Jadi pada 85 kali massa Jupiter, 57Ab dapat dianggap sebagai sebuah bintang, walaupun kurang dari satu persen massa Matahari. Triaud menjelaskan bahwa tim mendapatkan masalah dalam menentukan beberapa karakteristik bintang, karena cahayanya benar-benar dihapus oleh rekan-rekannya yang lebih besar.

Barangkali lebih baik 57Ab dalam kondisi seperti itu, daripada kehilangan sebagian besar massanya akibat pengaruh bintang induk, EBLM J0555-57A. Namun, masih belum cukup untuk menjelaskan bagaimana sistem tiga bintang itu terbentuk.

"Tidak sepenuhnya jelas bagaimana bintang dengan massa yang sangat berbeda, seperti dalam studi kami, dapat terbentuk begitu dekat," kata Triaud. "Satu skenario adalah mereka sebelumnya terbentuk pada jarak yang lebih jauh dan entah bagaimana kemudian saling mendekat. Salah satu penyebabnya mungkin orbit eksentrik sejak awal. Gaya pasang surut gravitasi akan memperpendek jarak antara bintang dan membuat orbit mereka lebih melingkar."

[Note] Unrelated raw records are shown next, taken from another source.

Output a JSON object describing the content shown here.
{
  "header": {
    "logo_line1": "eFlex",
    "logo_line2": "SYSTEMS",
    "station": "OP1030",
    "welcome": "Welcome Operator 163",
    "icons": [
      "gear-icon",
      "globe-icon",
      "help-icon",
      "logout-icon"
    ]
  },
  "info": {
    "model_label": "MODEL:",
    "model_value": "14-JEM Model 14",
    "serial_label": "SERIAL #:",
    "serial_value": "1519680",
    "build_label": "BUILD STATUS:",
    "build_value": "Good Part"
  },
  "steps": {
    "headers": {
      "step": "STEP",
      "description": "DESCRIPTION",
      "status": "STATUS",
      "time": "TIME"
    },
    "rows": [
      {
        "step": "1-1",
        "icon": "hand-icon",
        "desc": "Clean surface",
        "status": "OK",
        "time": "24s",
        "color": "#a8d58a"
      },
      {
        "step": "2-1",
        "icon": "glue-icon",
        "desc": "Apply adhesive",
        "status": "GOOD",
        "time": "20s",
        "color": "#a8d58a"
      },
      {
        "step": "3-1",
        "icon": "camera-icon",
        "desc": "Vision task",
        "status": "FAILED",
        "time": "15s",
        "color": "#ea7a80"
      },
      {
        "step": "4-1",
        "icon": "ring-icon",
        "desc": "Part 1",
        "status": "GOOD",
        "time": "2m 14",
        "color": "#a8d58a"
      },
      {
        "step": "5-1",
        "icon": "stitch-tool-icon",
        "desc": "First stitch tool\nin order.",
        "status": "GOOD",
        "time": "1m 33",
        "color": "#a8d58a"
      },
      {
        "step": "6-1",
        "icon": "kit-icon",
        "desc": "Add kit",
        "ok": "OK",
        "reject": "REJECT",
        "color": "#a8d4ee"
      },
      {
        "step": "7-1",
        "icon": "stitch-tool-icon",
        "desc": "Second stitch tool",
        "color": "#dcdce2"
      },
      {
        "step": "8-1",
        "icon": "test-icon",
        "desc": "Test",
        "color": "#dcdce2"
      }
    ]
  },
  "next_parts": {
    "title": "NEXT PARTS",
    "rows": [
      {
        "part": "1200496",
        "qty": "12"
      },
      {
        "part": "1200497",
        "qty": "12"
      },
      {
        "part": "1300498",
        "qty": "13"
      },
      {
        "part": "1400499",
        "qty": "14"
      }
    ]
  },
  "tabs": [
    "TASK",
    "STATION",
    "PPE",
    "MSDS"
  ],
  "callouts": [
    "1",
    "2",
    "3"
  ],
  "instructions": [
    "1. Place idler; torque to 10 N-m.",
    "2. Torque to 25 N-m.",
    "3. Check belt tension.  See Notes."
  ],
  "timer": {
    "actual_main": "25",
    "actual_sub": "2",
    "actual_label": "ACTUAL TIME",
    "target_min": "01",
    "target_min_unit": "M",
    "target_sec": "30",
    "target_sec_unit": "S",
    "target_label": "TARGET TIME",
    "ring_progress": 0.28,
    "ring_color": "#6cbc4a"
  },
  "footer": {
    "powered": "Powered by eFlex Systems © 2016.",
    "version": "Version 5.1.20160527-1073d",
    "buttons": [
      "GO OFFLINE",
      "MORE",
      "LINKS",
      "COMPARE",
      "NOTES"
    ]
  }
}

Ukuran kecil 57Ab menempatkannya di kelas bintang yang disebut bintang katai ultra dingin. Contoh yang paling terkenal adalah TRAPPIST-1, bintang seukuran Jupiter yang menjadi induk bagi tujuh planet. (Triaud juga menjadi anggota tim yang menemukan sistem ini). Mereka adalah laboratorium alami yang ideal untuk mempelajari sistem planet dengan teleskop canggih, jika para astronom dapat menemukannya.

"Agak ironis, bintang katai seperti itu merupakan bintang yang paling umum di alam semesta. Karena memancarkan cahaya dengan tidak begitu kuat, mereka sulit dideteksi teleskop. Jadi tidak mudah memperoleh informasi sebanyak yang kita inginkan," kata Triaud. "Inilah sebabnya, seiring penelitian kami terhadap planet-planet yang mengorbit bintang-bintang katai ultra dingin, kami juga meneliti bintang-bintang itu sendiri."

Sekarang EBLM J0555-57Ab telah resmi memegang rekor sebagai bintang terkecil yang pernah ditemukan di alam semesta. Anda boleh bertaruh akan lebih banyak para astronom yang mengarahkan teleskop mereka untuk mengamati bintang seukuran Saturnus ini, guna mempelajari objek ultra dingin misterius yang menginjak garis batas definisi antara planet dan bintang.